3. Centralize the profile as a fixture #

Repeating the CDP boilerplate invites drift. Wrap it in a fixture so every test that needs throttling shares one definition.

// tests/fixtures.ts — one source of truth for the slow-3G profile
import { test as base } from '@playwright/test';

export const test = base.extend<{ slow3g: void }>({
  slow3g: [async ({ page, context }, use) => {
    const client = await context.newCDPSession(page);
    await client.send('Network.enable');
    await client.send('Network.emulateNetworkConditions', {
      offline: false, latency: 400,
      downloadThroughput: (500 * 1024) / 8,
      uploadThroughput: (500 * 1024) / 8,
    });
    await use(); // every test using this fixture gets identical throttling
  }, { auto: false }],
});

4. Reset conditions so throttling never leaks #

A CDP session is scoped to its page, but if you reuse a context across tests, restore full speed afterward to avoid slowing unrelated assertions.

// Restore no-throttle so a shared context doesn't bleed latency into later tests.
await client.send('Network.emulateNetworkConditions', {
  offline: false, latency: 0,
  downloadThroughput: -1, uploadThroughput: -1, // -1 = no throttling
});

Pitfalls #

  • CDP is Chromium-only. newCDPSession does not exist for Firefox or WebKit. Mitigation: gate throttling on browserName === 'chromium' and use route-latency injection for the cross-browser path.
  • Throttling the whole suite. Engine-wide emulation on every test inflates CI wall-clock dramatically.

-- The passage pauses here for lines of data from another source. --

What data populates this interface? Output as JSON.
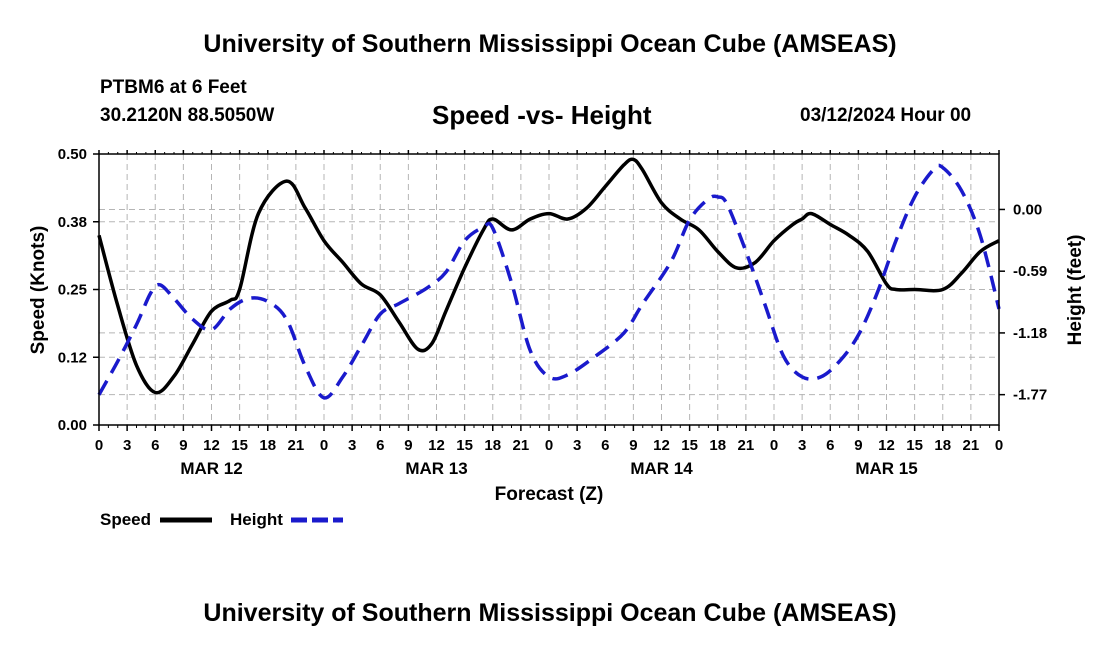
{
  "header": {
    "title": "University of Southern Mississippi Ocean Cube (AMSEAS)",
    "station": "PTBM6 at 6 Feet",
    "coords": "30.2120N  88.5050W",
    "run_date": "03/12/2024 Hour 00"
  },
  "footer": {
    "title": "University of Southern Mississippi Ocean Cube (AMSEAS)"
  },
  "chart_data": {
    "type": "line",
    "title": "Speed -vs- Height",
    "xlabel": "Forecast (Z)",
    "ylabel_left": "Speed (Knots)",
    "ylabel_right": "Height (feet)",
    "x_range_hours": [
      0,
      96
    ],
    "y_left_range": [
      0,
      0.5
    ],
    "y_right_range": [
      -2.06,
      0.53
    ],
    "y_left_ticks": [
      "0.00",
      "0.12",
      "0.25",
      "0.38",
      "0.50"
    ],
    "y_left_tick_values": [
      0,
      0.125,
      0.25,
      0.375,
      0.5
    ],
    "y_right_ticks": [
      "0.00",
      "-0.59",
      "-1.18",
      "-1.77"
    ],
    "y_right_tick_values": [
      0,
      -0.59,
      -1.18,
      -1.77
    ],
    "x_tick_labels": [
      "0",
      "3",
      "6",
      "9",
      "12",
      "15",
      "18",
      "21",
      "0",
      "3",
      "6",
      "9",
      "12",
      "15",
      "18",
      "21",
      "0",
      "3",
      "6",
      "9",
      "12",
      "15",
      "18",
      "21",
      "0",
      "3",
      "6",
      "9",
      "12",
      "15",
      "18",
      "21",
      "0"
    ],
    "x_tick_step_hours": 3,
    "day_labels": [
      {
        "label": "MAR 12",
        "hour": 12
      },
      {
        "label": "MAR 13",
        "hour": 36
      },
      {
        "label": "MAR 14",
        "hour": 60
      },
      {
        "label": "MAR 15",
        "hour": 84
      }
    ],
    "grid": true,
    "legend": [
      {
        "name": "Speed",
        "color": "#000000",
        "style": "solid"
      },
      {
        "name": "Height",
        "color": "#1a1acc",
        "style": "dashed"
      }
    ],
    "series": [
      {
        "name": "Speed",
        "axis": "left",
        "color": "#000000",
        "style": "solid",
        "points": [
          [
            0,
            0.35
          ],
          [
            2,
            0.22
          ],
          [
            4,
            0.11
          ],
          [
            6,
            0.06
          ],
          [
            8,
            0.09
          ],
          [
            10,
            0.15
          ],
          [
            12,
            0.21
          ],
          [
            14,
            0.23
          ],
          [
            15,
            0.25
          ],
          [
            17,
            0.39
          ],
          [
            20,
            0.45
          ],
          [
            22,
            0.4
          ],
          [
            24,
            0.34
          ],
          [
            26,
            0.3
          ],
          [
            28,
            0.26
          ],
          [
            30,
            0.24
          ],
          [
            32,
            0.19
          ],
          [
            34,
            0.14
          ],
          [
            35.5,
            0.15
          ],
          [
            37,
            0.21
          ],
          [
            39,
            0.29
          ],
          [
            41,
            0.36
          ],
          [
            42,
            0.38
          ],
          [
            44,
            0.36
          ],
          [
            46,
            0.38
          ],
          [
            48,
            0.39
          ],
          [
            50,
            0.38
          ],
          [
            52,
            0.4
          ],
          [
            54,
            0.44
          ],
          [
            56,
            0.48
          ],
          [
            57,
            0.49
          ],
          [
            58,
            0.47
          ],
          [
            60,
            0.41
          ],
          [
            62,
            0.38
          ],
          [
            64,
            0.36
          ],
          [
            66,
            0.32
          ],
          [
            68,
            0.29
          ],
          [
            70,
            0.3
          ],
          [
            72,
            0.34
          ],
          [
            74,
            0.37
          ],
          [
            75,
            0.38
          ],
          [
            76,
            0.39
          ],
          [
            78,
            0.37
          ],
          [
            80,
            0.35
          ],
          [
            82,
            0.32
          ],
          [
            84,
            0.26
          ],
          [
            85,
            0.25
          ],
          [
            87,
            0.25
          ],
          [
            90,
            0.25
          ],
          [
            92,
            0.28
          ],
          [
            94,
            0.32
          ],
          [
            96,
            0.34
          ]
        ]
      },
      {
        "name": "Height",
        "axis": "right",
        "color": "#1a1acc",
        "style": "dashed",
        "points": [
          [
            0,
            -1.77
          ],
          [
            2,
            -1.45
          ],
          [
            4,
            -1.1
          ],
          [
            5.5,
            -0.8
          ],
          [
            6.5,
            -0.72
          ],
          [
            8,
            -0.85
          ],
          [
            10,
            -1.05
          ],
          [
            12,
            -1.15
          ],
          [
            14,
            -0.95
          ],
          [
            16,
            -0.85
          ],
          [
            18,
            -0.88
          ],
          [
            20,
            -1.05
          ],
          [
            22,
            -1.5
          ],
          [
            24,
            -1.8
          ],
          [
            26,
            -1.6
          ],
          [
            28,
            -1.3
          ],
          [
            30,
            -1.0
          ],
          [
            32,
            -0.9
          ],
          [
            35,
            -0.75
          ],
          [
            37,
            -0.6
          ],
          [
            39,
            -0.3
          ],
          [
            41,
            -0.17
          ],
          [
            42,
            -0.18
          ],
          [
            44,
            -0.7
          ],
          [
            46,
            -1.35
          ],
          [
            48,
            -1.6
          ],
          [
            50,
            -1.58
          ],
          [
            53,
            -1.4
          ],
          [
            56,
            -1.18
          ],
          [
            58,
            -0.9
          ],
          [
            61,
            -0.5
          ],
          [
            63,
            -0.1
          ],
          [
            65,
            0.1
          ],
          [
            66,
            0.12
          ],
          [
            67,
            0.05
          ],
          [
            69,
            -0.4
          ],
          [
            71,
            -0.9
          ],
          [
            73,
            -1.4
          ],
          [
            75,
            -1.6
          ],
          [
            77,
            -1.6
          ],
          [
            79,
            -1.45
          ],
          [
            81,
            -1.2
          ],
          [
            83,
            -0.8
          ],
          [
            85,
            -0.3
          ],
          [
            87,
            0.12
          ],
          [
            89,
            0.38
          ],
          [
            90,
            0.4
          ],
          [
            92,
            0.18
          ],
          [
            94,
            -0.25
          ],
          [
            96,
            -0.95
          ]
        ]
      }
    ]
  }
}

Mitigation: apply it only to tests that assert loading states.
  • Mixing real delays with waitForTimeout. Adding a blind timeout on top of throttling re-introduces nondeterminism. Mitigation: assert on the loading element’s visibility, not on elapsed time.
  • Forgetting Network.enable. emulateNetworkConditions silently no-ops if the Network domain was never enabled. Mitigation: always send Network.enable first.
  • Leaking throttling across a reused context. A context shared between tests keeps the last emulated profile. Mitigation: reset to -1 throughput in teardown or use a fresh context per test.

Reliability targets #

Metric Target How to hit it
Loading-state assertion flake < 0.5% Fixed latency floor via CDP
Latency determinism ±0ms variance Emulated profile, not real network
Throttled-test budget < 10% of suite Scope throttling to loading-state tests
Cross-browser coverage Loading races caught in ≥ 2 engines Route-latency fallback for non-Chromium

Frequently Asked Questions #

Q: Why not just use route.fulfill delays for everything instead of CDP? A: Route delays only affect endpoints you explicitly intercept. CDP emulateNetworkConditions throttles every asset — scripts, images, fonts — which is what you need to reproduce a realistic slow-load and catch races that depend on resource ordering, not just one API call.

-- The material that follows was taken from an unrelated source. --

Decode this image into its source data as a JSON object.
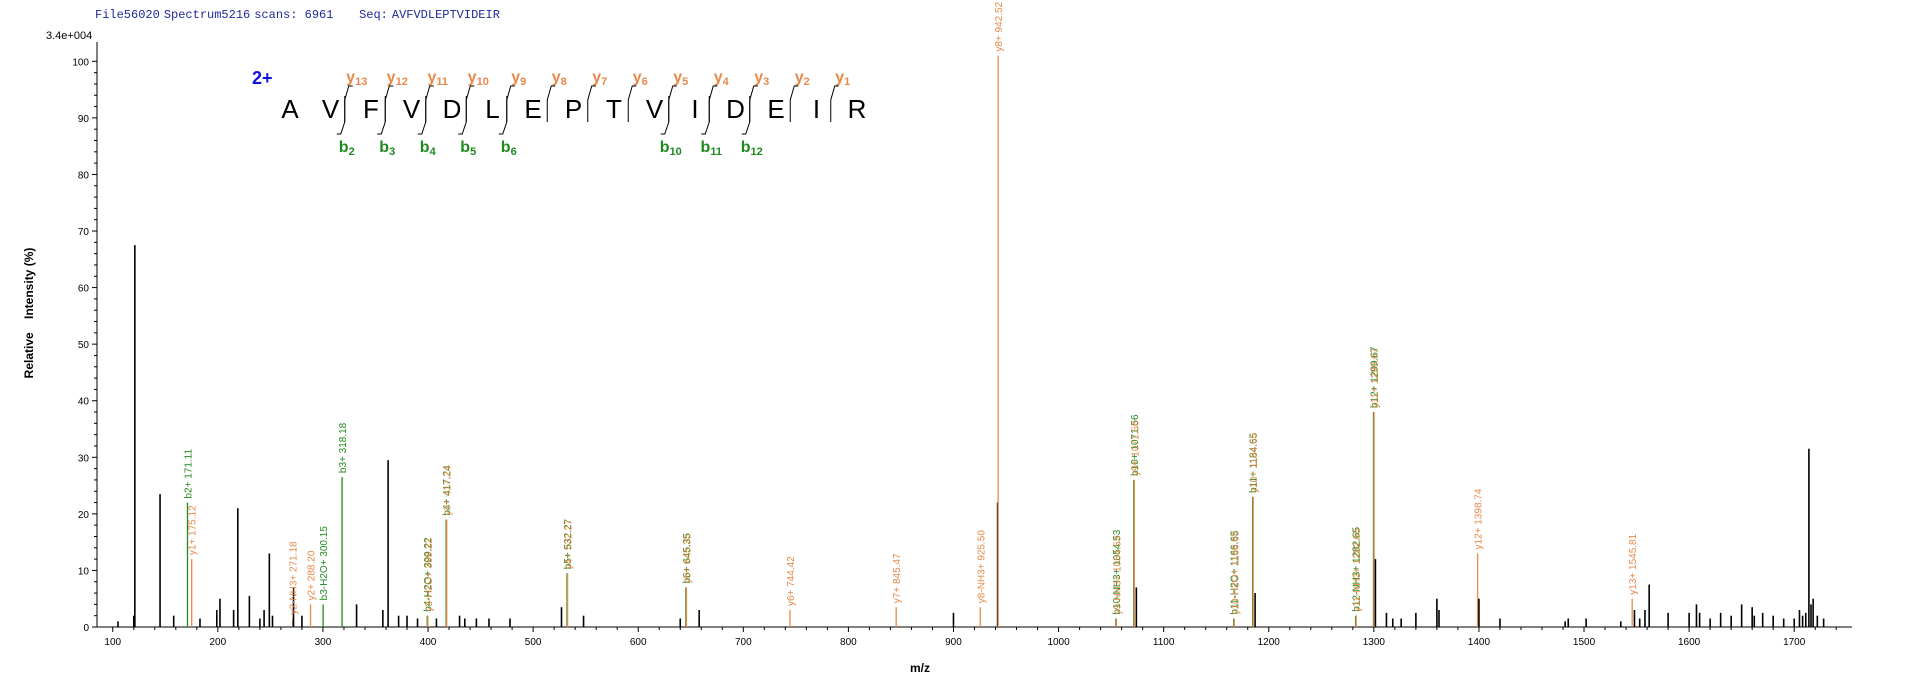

Q: Will throttling make my tests flaky in a different way? A: No, the opposite — because the latency is a fixed emulated value, not a real network measurement, the loading window has a guaranteed minimum width. Determinism is the whole point; you are removing variance, not adding it.

Q: Can I run throttled and unthrottled versions of the same test? A: Yes. Make the slow-3G fixture opt-in and parameterize the test, or duplicate the spec with and without the fixture. Reserve the throttled variant for asserting transient states and keep the fast variant for functional coverage.